Toi le dernier Nadir
Fais-nous entendre ta voix
Tu ne peux plus t’adresser qu’à une poignée d’hommes
Tu dois parler à tous
Descends de ton Zénith
De ta copieuse bibliothèque
Reviens-nous d’Abyssinie
Avec de l’or autour de la taille
Distribue tes trésors au peuple
Accompagne les dans leur retraite
Mais il est peut-être déjà trop tard
Car voici venu le temps des nombrilistes
Des briseurs de rêves
Dans ta silencieuse fureur
Tu nous as tourné le dos à tous
Sans distinction aucune
Ton verbe est à présent inaudible
Ta race est devenue la triste risée des puissants
Invente donc un nouveau langage
Libère-nous des mères abusives
Des costumes étriqués
Embarque-nous dans tes soirs bleus d’été
Fais de chaque vision
Notre éternité
Reviens-nous
Toi l’enfant
Le voyant
Le dernier mendiantLes 2 grands thèmes de vos écrits semblent se tenir autour des voyages et de l’enfance. Pouvez-vous nous en dire davantage ?
Pour moi les deux thèmes énoncés sont tout simplement des thèmes fondateurs. Nous les retrouvons souvent dans toutes les grandes œuvres artistiques. Partir vers un ailleurs est le chemin le plus sûr pour se rapprocher des premières perceptions de son enfance. Je suis contre une certaine poésie de « posture » qui utilise l’actualité pour émouvoir, pour séduire, donner l’impression d’être de son temps, de témoigner pour les autres dans une empathie souvent feinte. La poésie questionne toujours le réel, c’est un fait mais elle sert également à mieux se connaître, à livrer la part la plus honnête et intime et souvent aussi la plus sombre de soi-même. En cela, elle ne sera jamais datée, à la différence de nos actualités.
Vous dites ne pas être -un auteur de l’immobile- vous dites même « écrire en marchant », serait-ce une métaphore ?
Me concernant non, ce n’est pas qu’une métaphore, je suis un marcheur.
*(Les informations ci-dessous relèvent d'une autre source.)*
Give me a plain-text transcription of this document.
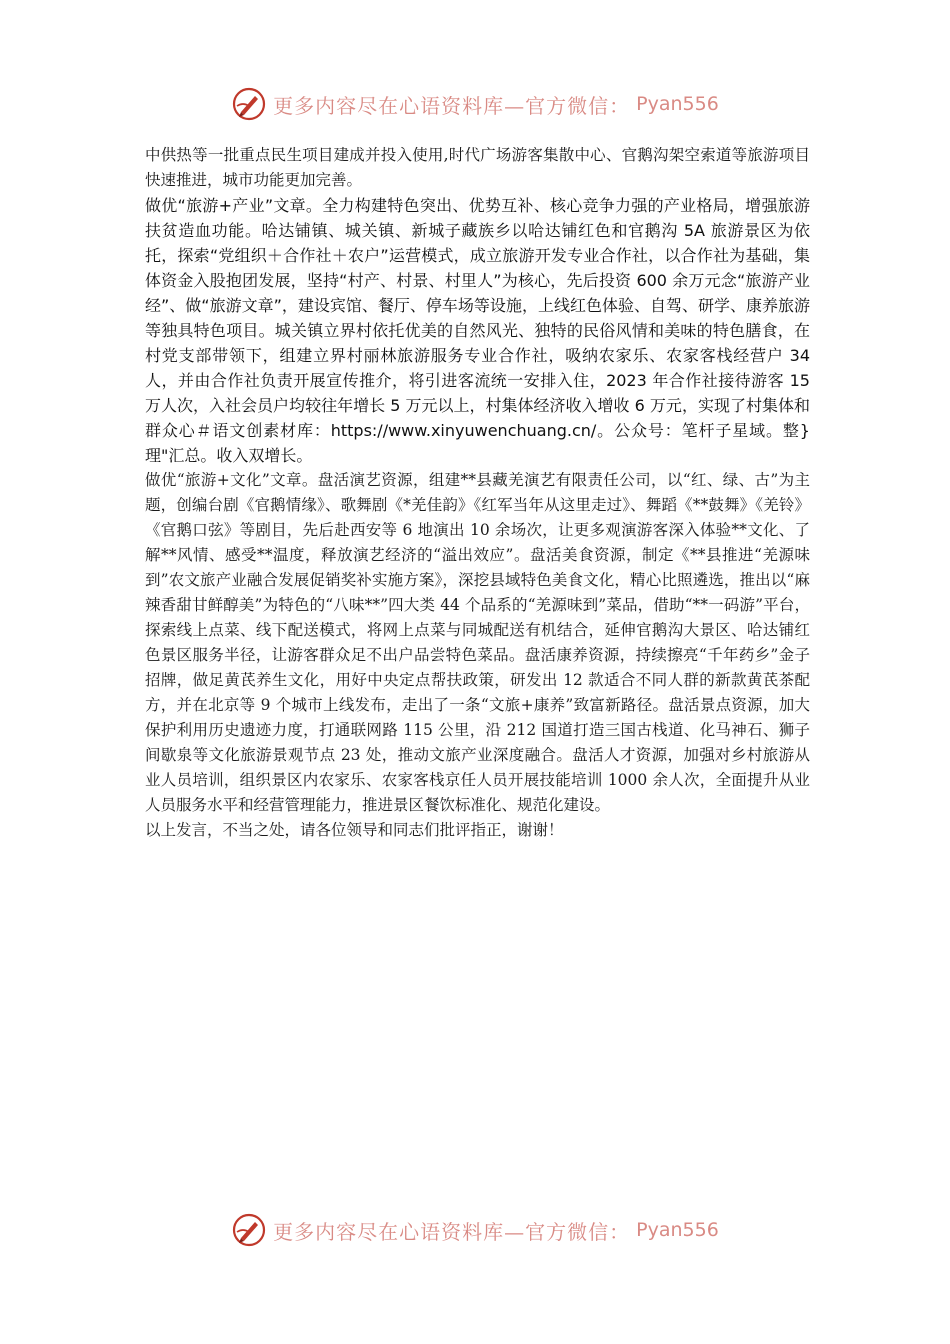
更多内容尽在心语资料库—官方微信： Pyan556

中供热等一批重点民生项目建成并投入使用,时代广场游客集散中心、官鹅沟架空索道等旅游项目快速推进，城市功能更加完善。

做优“旅游+产业”文章。全力构建特色突出、优势互补、核心竞争力强的产业格局，增强旅游扶贫造血功能。哈达铺镇、城关镇、新城子藏族乡以哈达铺红色和官鹅沟 5A 旅游景区为依托，探索“党组织＋合作社＋农户”运营模式，成立旅游开发专业合作社，以合作社为基础，集体资金入股抱团发展，坚持“村产、村景、村里人”为核心，先后投资 600 余万元念“旅游产业经”、做“旅游文章”，建设宾馆、餐厅、停车场等设施，上线红色体验、自驾、研学、康养旅游等独具特色项目。城关镇立界村依托优美的自然风光、独特的民俗风情和美味的特色膳食，在村党支部带领下，组建立界村丽林旅游服务专业合作社，吸纳农家乐、农家客栈经营户 34 人，并由合作社负责开展宣传推介，将引进客流统一安排入住，2023 年合作社接待游客 15 万人次，入社会员户均较往年增长 5 万元以上，村集体经济收入增收 6 万元，实现了村集体和群众心＃语文创素材库：https://www.xinyuwenchuang.cn/。公众号：笔杆子星域。整}理"汇总。收入双增长。

做优“旅游+文化”文章。盘活演艺资源，组建**县藏羌演艺有限责任公司，以“红、绿、古”为主题，创编台剧《官鹅情缘》、歌舞剧《*羌佳韵》《红军当年从这里走过》、舞蹈《**鼓舞》《羌铃》《官鹅口弦》等剧目，先后赴西安等 6 地演出 10 余场次，让更多观演游客深入体验**文化、了解**风情、感受**温度，释放演艺经济的“溢出效应”。盘活美食资源，制定《**县推进“羌源味到”农文旅产业融合发展促销奖补实施方案》，深挖县域特色美食文化，精心比照遴选，推出以“麻辣香甜甘鲜醇美”为特色的“八味**”四大类 44 个品系的“羌源味到”菜品，借助“**一码游”平台，探索线上点菜、线下配送模式，将网上点菜与同城配送有机结合，延伸官鹅沟大景区、哈达铺红色景区服务半径，让游客群众足不出户品尝特色菜品。盘活康养资源，持续擦亮“千年药乡”金子招牌，做足黄芪养生文化，用好中央定点帮扶政策，研发出 12 款适合不同人群的新款黄芪茶配方，并在北京等 9 个城市上线发布，走出了一条“文旅+康养”致富新路径。盘活景点资源，加大保护利用历史遗迹力度，打通联网路 115 公里，沿 212 国道打造三国古栈道、化马神石、狮子间歇泉等文化旅游景观节点 23 处，推动文旅产业深度融合。盘活人才资源，加强对乡村旅游从业人员培训，组织景区内农家乐、农家客栈京任人员开展技能培训 1000 余人次，全面提升从业人员服务水平和经营管理能力，推进景区餐饮标准化、规范化建设。

以上发言，不当之处，请各位领导和同志们批评指正，谢谢！

更多内容尽在心语资料库—官方微信： Pyan556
J’ai fait beaucoup de treks, d’ascensions, des déplacements à pied dans la cité ou en dehors des chemins balisés par le tourisme de masse. Je cherche par l’errance à mieux en apprendre sur moi-même et sur le monde qui m’entoure. Je pense que nous devrions tous un jour ou l’autre sortir de notre zone de confort, pour vivre plus intensément, nous remettre en question. Il est difficile pour moi de créer en restant statique, en acceptant de stagner à l’endroit où le destin (ou autre chose) a décidé de me placer. Fuir son centre donc pour peut-être mieux y retourner un jour, ou tout du moins, y revenir de manière plus apaisée.
Question subsidiaire : définissez ce qu’est la poésie pour vous en 3 mots
Introspection/vérité, (quête du) sacré, musicalité.
Grégory RATEAU est un écrivain et poète français né en 1984 dans la banlieue parisienne et vivant aujourd’hui en Roumanie où il dirige un média. Il est l’auteur d’un premier roman, Noir de soleil, chez Maurice Nadeau (sélectionné au Prix France-Liban et au Prix Ulysse du premier roman 2020) et d’un premier recueil très plébiscité, Conspiration du réel, chez Unicité. Ses poèmes sont valorisés dans plusieurs anthologies et dans une trentaine de revues en France/Corse, Belgique, Suisse, Roumanie, Portugal, Pérou, Haïti, Espagne et Italie (Arpa, Europe, Esprit, En Attendant Nadeau, Verso, Place de la Sorbonne, Points et Contrepoints, Le Persil, Traversées, Bleu d’encre, Recours au poème…). Son nouveau recueil, Imprécations nocturnes vient de sortir chez Conspiration éditions ainsi qu’un livre illustré de ses poèmes en collaboration avec le peintre Jacques Cauda, Nemo, chez RAZ éditions.